Léonce, frappé de la perfection d’un semblable modèle, ouvrit son album et essaya de faire un croquis de cet être bizarre, qui, reflété dans l’eau limpide, à demi nu et à demi vêtu d’herbes et de fleurs, offrait le plus beau type qu’un artiste ait jamais eu le bonheur de contempler, dans un cadre naturel de rochers sombres, de feuillages éclatants et de sables argentés, merveilleusement appropriés au sujet. Les flots de la lumière coupée des fortes ombres du rocher, le reflet que l’eau projetait sur ce corps humide d’un ton titianesque, tout se réunissait pour donner à Léonce une des plus complètes jouissances d’art et un des plus vifs sentiments poétiques qu’il eût jamais éprouvés ; car, bien que statuaire, il était aussi sensible à la beauté de la couleur qu’à celle de la forme. Tout à coup il ferma son album, et le jetant loin de lui : « Honte à moi, se dit-il, de vouloir retracer une scène que Raphaël ou Véronèse, Giorgion, Rubens ou le Poussin eussent été jaloux de contempler ! Oui, les grands maîtres de la peinture eussent été seuls dignes de reproduire ce que moi j’ai surpris et comme dérobé à la bienveillance du hasard. C’est bien assez pour moi, qui ne saurais manier un pinceau, de le voir, de le sentir et de le graver dans ma mémoire. »
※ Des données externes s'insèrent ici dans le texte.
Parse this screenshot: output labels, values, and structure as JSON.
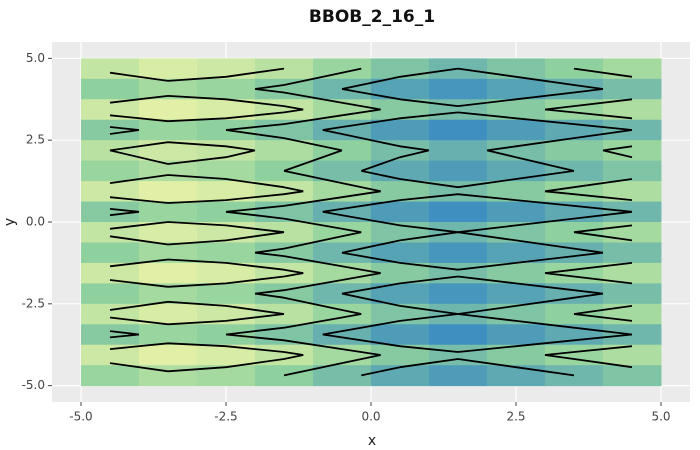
{
  "chart_data": {
    "type": "contour",
    "title": "BBOB_2_16_1",
    "xlabel": "x",
    "ylabel": "y",
    "xlim": [
      -5.5,
      5.5
    ],
    "ylim": [
      -5.5,
      5.5
    ],
    "xticks": [
      {
        "value": -5,
        "label": "-5.0"
      },
      -2.5,
      {
        "value": 0,
        "label": "0.0"
      },
      2.5,
      {
        "value": 5,
        "label": "5.0"
      }
    ],
    "yticks": [
      {
        "value": -5,
        "label": "-5.0"
      },
      -2.5,
      {
        "value": 0,
        "label": "0.0"
      },
      2.5,
      {
        "value": 5,
        "label": "5.0"
      }
    ],
    "grid": true,
    "colors": [
      "#3f8fc0",
      "#8fd19e",
      "#f6f8a8"
    ],
    "contour_levels": [
      0.3,
      0.5,
      0.7
    ],
    "x": [
      -4.5,
      -3.5,
      -2.5,
      -1.5,
      -0.5,
      0.5,
      1.5,
      2.5,
      3.5,
      4.5
    ],
    "y": [
      4.6875,
      4.0625,
      3.4375,
      2.8125,
      2.1875,
      1.5625,
      0.9375,
      0.3125,
      -0.3125,
      -0.9375,
      -1.5625,
      -2.1875,
      -2.8125,
      -3.4375,
      -4.0625,
      -4.6875
    ],
    "z": [
      [
        0.75,
        0.85,
        0.8,
        0.7,
        0.55,
        0.4,
        0.3,
        0.4,
        0.5,
        0.6
      ],
      [
        0.5,
        0.6,
        0.55,
        0.45,
        0.3,
        0.15,
        0.05,
        0.15,
        0.25,
        0.35
      ],
      [
        0.8,
        0.9,
        0.85,
        0.75,
        0.6,
        0.45,
        0.35,
        0.45,
        0.55,
        0.65
      ],
      [
        0.45,
        0.55,
        0.5,
        0.4,
        0.25,
        0.1,
        0,
        0.1,
        0.2,
        0.3
      ],
      [
        0.7,
        0.8,
        0.75,
        0.65,
        0.5,
        0.35,
        0.25,
        0.35,
        0.45,
        0.55
      ],
      [
        0.55,
        0.65,
        0.6,
        0.5,
        0.35,
        0.2,
        0.1,
        0.2,
        0.3,
        0.4
      ],
      [
        0.8,
        0.9,
        0.85,
        0.75,
        0.6,
        0.45,
        0.35,
        0.45,
        0.55,
        0.65
      ],
      [
        0.45,
        0.55,
        0.5,
        0.4,
        0.25,
        0.1,
        0,
        0.1,
        0.2,
        0.3
      ],
      [
        0.75,
        0.85,
        0.8,
        0.7,
        0.55,
        0.4,
        0.3,
        0.4,
        0.5,
        0.6
      ],
      [
        0.5,
        0.6,
        0.55,
        0.45,
        0.3,
        0.15,
        0.05,
        0.15,
        0.25,
        0.35
      ],
      [
        0.8,
        0.9,
        0.85,
        0.75,
        0.6,
        0.45,
        0.35,
        0.45,
        0.55,
        0.65
      ],
      [
        0.5,
        0.6,
        0.55,
        0.45,
        0.3,
        0.15,
        0.05,
        0.15,
        0.25,
        0.35
      ],
      [
        0.75,
        0.85,
        0.8,
        0.7,
        0.55,
        0.4,
        0.3,
        0.4,
        0.5,
        0.6
      ],
      [
        0.45,
        0.55,
        0.5,
        0.4,
        0.25,
        0.1,
        0,
        0.1,
        0.2,
        0.3
      ],
      [
        0.8,
        0.9,
        0.85,
        0.75,
        0.6,
        0.45,
        0.35,
        0.45,
        0.55,
        0.65
      ],
      [
        0.55,
        0.65,
        0.6,
        0.5,
        0.35,
        0.2,
        0.1,
        0.2,
        0.3,
        0.4
      ]
    ]
  }
}
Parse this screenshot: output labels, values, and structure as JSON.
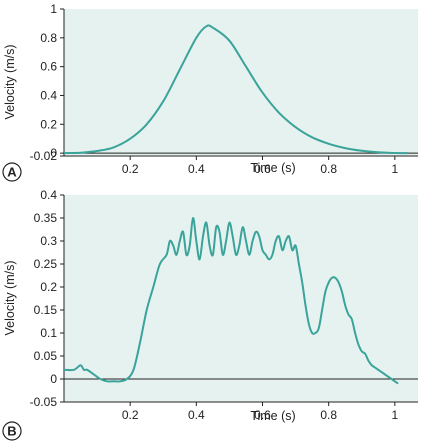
{
  "colors": {
    "plot_bg": "#e6f2f0",
    "line": "#3aa39a",
    "axis": "#222222"
  },
  "chart_data": [
    {
      "type": "line",
      "panel_label": "A",
      "xlabel": "Time (s)",
      "ylabel": "Velocity (m/s)",
      "xlim": [
        0,
        1.07
      ],
      "ylim": [
        -0.02,
        1.0
      ],
      "xticks": [
        0.2,
        0.4,
        0.6,
        0.8,
        1
      ],
      "xtick_labels": [
        "0.2",
        "0.4",
        "0.6",
        "0.8",
        "1"
      ],
      "yticks": [
        -0.02,
        0,
        0.2,
        0.4,
        0.6,
        0.8,
        1
      ],
      "ytick_labels": [
        "-0.02",
        "0",
        "0.2",
        "0.4",
        "0.6",
        "0.8",
        "1"
      ],
      "grid": false,
      "x": [
        0,
        0.05,
        0.1,
        0.15,
        0.2,
        0.25,
        0.3,
        0.35,
        0.4,
        0.43,
        0.45,
        0.5,
        0.55,
        0.6,
        0.65,
        0.7,
        0.75,
        0.8,
        0.85,
        0.9,
        0.95,
        1.0,
        1.04
      ],
      "y": [
        0,
        0.003,
        0.015,
        0.04,
        0.1,
        0.2,
        0.36,
        0.58,
        0.8,
        0.88,
        0.87,
        0.78,
        0.6,
        0.42,
        0.28,
        0.18,
        0.11,
        0.065,
        0.035,
        0.016,
        0.006,
        0.001,
        0
      ]
    },
    {
      "type": "line",
      "panel_label": "B",
      "xlabel": "Time (s)",
      "ylabel": "Velocity (m/s)",
      "xlim": [
        0,
        1.07
      ],
      "ylim": [
        -0.05,
        0.4
      ],
      "xticks": [
        0.2,
        0.4,
        0.6,
        0.8,
        1
      ],
      "xtick_labels": [
        "0.2",
        "0.4",
        "0.6",
        "0.8",
        "1"
      ],
      "yticks": [
        -0.05,
        0,
        0.05,
        0.1,
        0.15,
        0.2,
        0.25,
        0.3,
        0.35,
        0.4
      ],
      "ytick_labels": [
        "-0.05",
        "0",
        "0.05",
        "0.1",
        "0.15",
        "0.2",
        "0.25",
        "0.3",
        "0.35",
        "0.4"
      ],
      "grid": false,
      "x": [
        0,
        0.03,
        0.05,
        0.06,
        0.07,
        0.09,
        0.11,
        0.13,
        0.15,
        0.17,
        0.19,
        0.21,
        0.23,
        0.25,
        0.27,
        0.29,
        0.31,
        0.32,
        0.33,
        0.34,
        0.35,
        0.36,
        0.37,
        0.38,
        0.39,
        0.4,
        0.41,
        0.42,
        0.43,
        0.44,
        0.45,
        0.46,
        0.47,
        0.48,
        0.49,
        0.5,
        0.51,
        0.52,
        0.53,
        0.54,
        0.55,
        0.56,
        0.57,
        0.58,
        0.59,
        0.6,
        0.61,
        0.62,
        0.63,
        0.64,
        0.65,
        0.66,
        0.67,
        0.68,
        0.69,
        0.7,
        0.71,
        0.72,
        0.73,
        0.74,
        0.75,
        0.76,
        0.77,
        0.78,
        0.79,
        0.8,
        0.81,
        0.82,
        0.83,
        0.84,
        0.85,
        0.86,
        0.87,
        0.88,
        0.89,
        0.9,
        0.91,
        0.92,
        0.93,
        0.94,
        0.95,
        0.96,
        0.97,
        0.98,
        0.99,
        1.0,
        1.01
      ],
      "y": [
        0.02,
        0.02,
        0.03,
        0.02,
        0.02,
        0.01,
        0.0,
        -0.005,
        -0.005,
        -0.005,
        0.0,
        0.02,
        0.08,
        0.15,
        0.2,
        0.25,
        0.27,
        0.3,
        0.29,
        0.27,
        0.3,
        0.32,
        0.27,
        0.29,
        0.35,
        0.3,
        0.26,
        0.31,
        0.34,
        0.29,
        0.27,
        0.33,
        0.32,
        0.27,
        0.3,
        0.34,
        0.31,
        0.27,
        0.29,
        0.33,
        0.3,
        0.27,
        0.3,
        0.32,
        0.31,
        0.28,
        0.27,
        0.26,
        0.27,
        0.3,
        0.31,
        0.28,
        0.3,
        0.31,
        0.28,
        0.29,
        0.25,
        0.21,
        0.16,
        0.12,
        0.1,
        0.1,
        0.11,
        0.15,
        0.19,
        0.21,
        0.22,
        0.22,
        0.21,
        0.19,
        0.16,
        0.14,
        0.13,
        0.1,
        0.075,
        0.06,
        0.055,
        0.04,
        0.03,
        0.025,
        0.02,
        0.015,
        0.01,
        0.005,
        0.0,
        -0.005,
        -0.01
      ]
    }
  ]
}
Le vagabond sembla deviner sa pensée, car, à sa très-grande surprise, il lui cria en italien, après lui avoir demandé s’il comprenait cette langue ; « C’est de l’antique, n’est-ce pas, Signore ? Voulez-vous du Michel-Ange ? En voici. » Et il prit une attitude plus bizarre, mais belle encore, quoique tourmentée. « Maintenant du Raphaël, reprit-il en changeant de posture ; c’est plus gracieux et plus naturel ; mais quoi qu’on en dise, le muscle y joue encore un peu trop son rôle… Le Jules Romain s’en ressentira encore, mais ce n’est pas à dédaigner. » Et quand il se fut posé à la Jules Romain il reprit sa première attitude, en ajoutant : — Celle-ci est la meilleure, c’est du Phidias, et on aura beau chercher on ne trouvera rien de mieux.

— Vous faites donc le métier de modèle ? lui dit Léonce, un peu désenchanté de ce qui lui avait d’abord semblé naïf et imprévu dans cet homme.

— Oui, Monsieur, celui-là et bien d’autres, répondit le nageur, qui était venu se poser au milieu du lac sur un rocher qui formait îlot, et sur lequel il se dressa comme sur un piédestal. Si j’avais une vieille cruche, je vous représenterais ici, avec mes roseaux, un groupe dans le goût de Versailles, quoique je n’y sois pas encore allé ; mais nous avons à Naples beaucoup de choses dans ce style-là. Si j’avais un tambour de basque, je vous montrerais diverses figures napolitaines qui ont plus de grâce et d’esprit dans leur petit doigt que tout votre grand siècle dans ses blocs de marbre et de bronze. Mais puisque je ne puis plus rien pour charmer vos yeux, je veux au moins charmer vos oreilles. Si vous êtes Apollon, ne me traitez pas comme Marsyas ; mais, fussiez-vous un maestro renommé, vous conviendrez que la voix est belle. Je sens que cette eau froide et toutes mes poses vigoureuses m’ont élargi le poumon, et j’ai une envie folle de chanter.

— Chantez, mon camarade, dit Léonce. Si votre ramage répond à votre plumage, vous n’avez pas à craindre mon jugement.